I look from Dad’s strained expression to the space in the driveway where Mr. Marcotte’s car was fifteen minutes ago. Why was my dad so anxious to find me? My blood drains to my toes, and the words spill out of me: “Did they find something?”
“No—Kat’s parents had to go to the sheriff’s station to identify some things,” Dad says, watching Amos head back up to the lake house, throwing an apologetic glance at me over his shoulder.
When Amos is out of earshot, Dad exhales. “Go to the car. I’ll go get our stuff and meet you there.”
“What?”
“We’re going home, Claire.”
“Is this all because I left the house for like ten minutes?”
“No, of course not.” Dad exhales. “Mom got you a neurologist appointment for tomorrow afternoon.”
Tomorrow afternoon. Twenty-four hours from now. It doesn’t explain why he’s so urgent to leave Sunfish Creek this second.
No—this is about what happened in McAuliffe’s office.
“The sheriff said not to leave,” I croak.
“He has no reason to keep us here. You’ve told him everything you know. I just want us home,” Dad says, his voice soft.
Home is Jesse tucked into the corner of my basement couch, Twizzler hanging out of his mouth, arguing with me about whether it’s an unfair advantage for me to use Kirby in every Smash Bros. match. Home is Kat surprising me at work with a rainbow Italian ice on her walk home from Nina’s Sweets, the kids she babysits over the summer in tow.
I don’t want to go home if they’re not there. But I can’t be here, either.
I look up, see my father’s outstretched hand. I slip mine in it, let him lead me to the driveway.

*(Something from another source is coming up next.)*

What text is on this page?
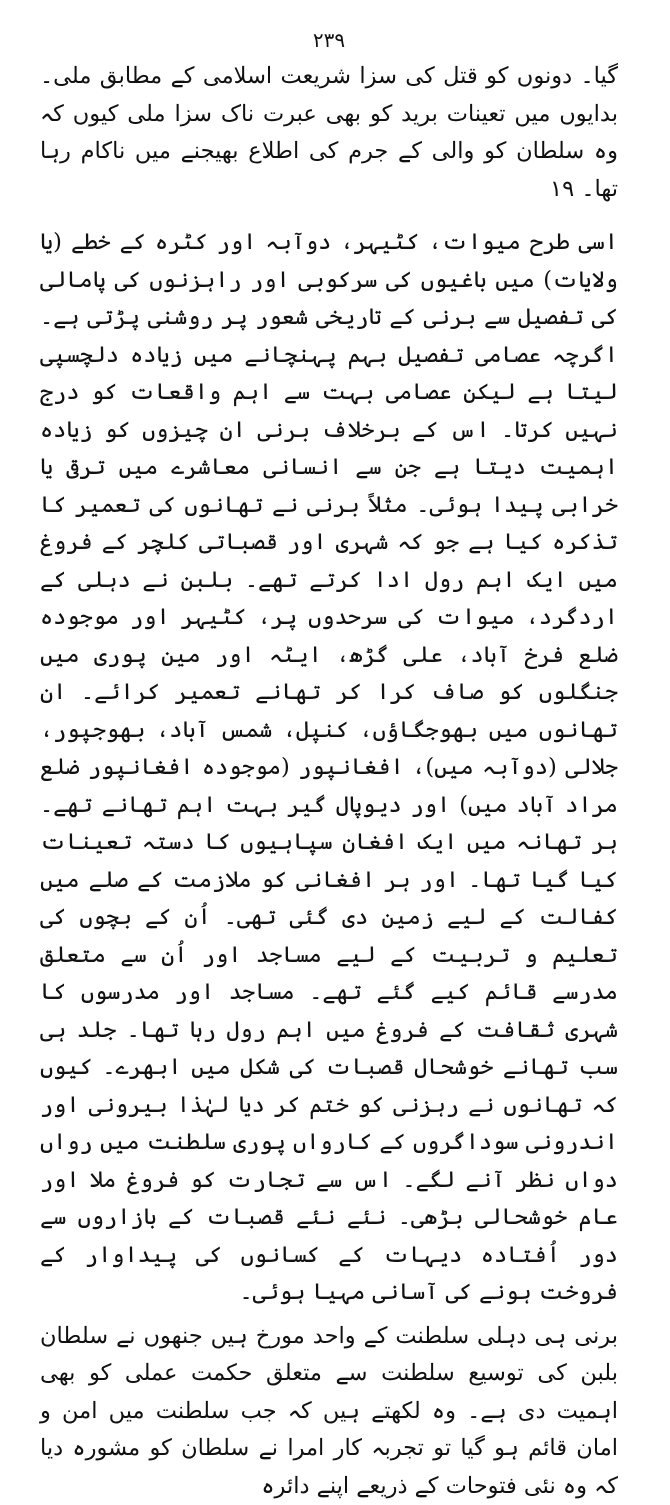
۲۳۹

گیا۔ دونوں کو قتل کی سزا شریعت اسلامی کے مطابق ملی۔ بدایوں میں تعینات برید کو بھی عبرت ناک سزا ملی کیوں کہ وہ سلطان کو والی کے جرم کی اطلاع بھیجنے میں ناکام رہا تھا۔ ۱۹

اسی طرح میوات، کٹیہر، دوآبہ اور کٹرہ کے خطے (یا ولایات) میں باغیوں کی سرکوبی اور راہزنوں کی پامالی کی تفصیل سے برنی کے تاریخی شعور پر روشنی پڑتی ہے۔ اگرچہ عصامی تفصیل بہم پہنچانے میں زیادہ دلچسپی لیتا ہے لیکن عصامی بہت سے اہم واقعات کو درج نہیں کرتا۔ اس کے برخلاف برنی ان چیزوں کو زیادہ اہمیت دیتا ہے جن سے انسانی معاشرے میں ترقی یا خرابی پیدا ہوئی۔ مثلاً برنی نے تھانوں کی تعمیر کا تذکرہ کیا ہے جو کہ شہری اور قصباتی کلچر کے فروغ میں ایک اہم رول ادا کرتے تھے۔ بلبن نے دہلی کے اردگرد، میوات کی سرحدوں پر، کٹیہر اور موجودہ ضلع فرخ آباد، علی گڑھ، ایٹہ اور مین پوری میں جنگلوں کو صاف کرا کر تھانے تعمیر کرائے۔ ان تھانوں میں بھوجگاؤں، کنپل، شمس آباد، بھوجپور، جلالی (دوآبہ میں)، افغانپور (موجودہ افغانپور ضلع مراد آباد میں) اور دیوپال گیر بہت اہم تھانے تھے۔ ہر تھانہ میں ایک افغان سپاہیوں کا دستہ تعینات کیا گیا تھا۔ اور ہر افغانی کو ملازمت کے صلے میں کفالت کے لیے زمین دی گئی تھی۔ اُن کے بچوں کی تعلیم و تربیت کے لیے مساجد اور اُن سے متعلق مدرسے قائم کیے گئے تھے۔ مساجد اور مدرسوں کا شہری ثقافت کے فروغ میں اہم رول رہا تھا۔ جلد ہی سب تھانے خوشحال قصبات کی شکل میں ابھرے۔ کیوں کہ تھانوں نے رہزنی کو ختم کر دیا لہٰذا بیرونی اور اندرونی سوداگروں کے کارواں پوری سلطنت میں رواں دواں نظر آنے لگے۔ اس سے تجارت کو فروغ ملا اور عام خوشحالی بڑھی۔ نئے نئے قصبات کے بازاروں سے دور اُفتادہ دیہات کے کسانوں کی پیداوار کے فروخت ہونے کی آسانی مہیا ہوئی۔

برنی ہی دہلی سلطنت کے واحد مورخ ہیں جنھوں نے سلطان بلبن کی توسیع سلطنت سے متعلق حکمت عملی کو بھی اہمیت دی ہے۔ وہ لکھتے ہیں کہ جب سلطنت میں امن و امان قائم ہو گیا تو تجربہ کار امرا نے سلطان کو مشورہ دیا کہ وہ نئی فتوحات کے ذریعے اپنے دائرہ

He opens the passenger door of the Civic and I duck in. There are dozens of questions on the tip of my tongue; questions I don’t really want the answer to. Does he know Kat’s father thinks I’m lying? Are we leaving because of what McAuliffe said about the man on the mountain? Why does it feel like we’re running away?
I buckle my seat belt, my heart battering my ribs beneath the strap. When I look up, I spot Amos in the bay window.
He nods at me as if to say Get out while you have the chance.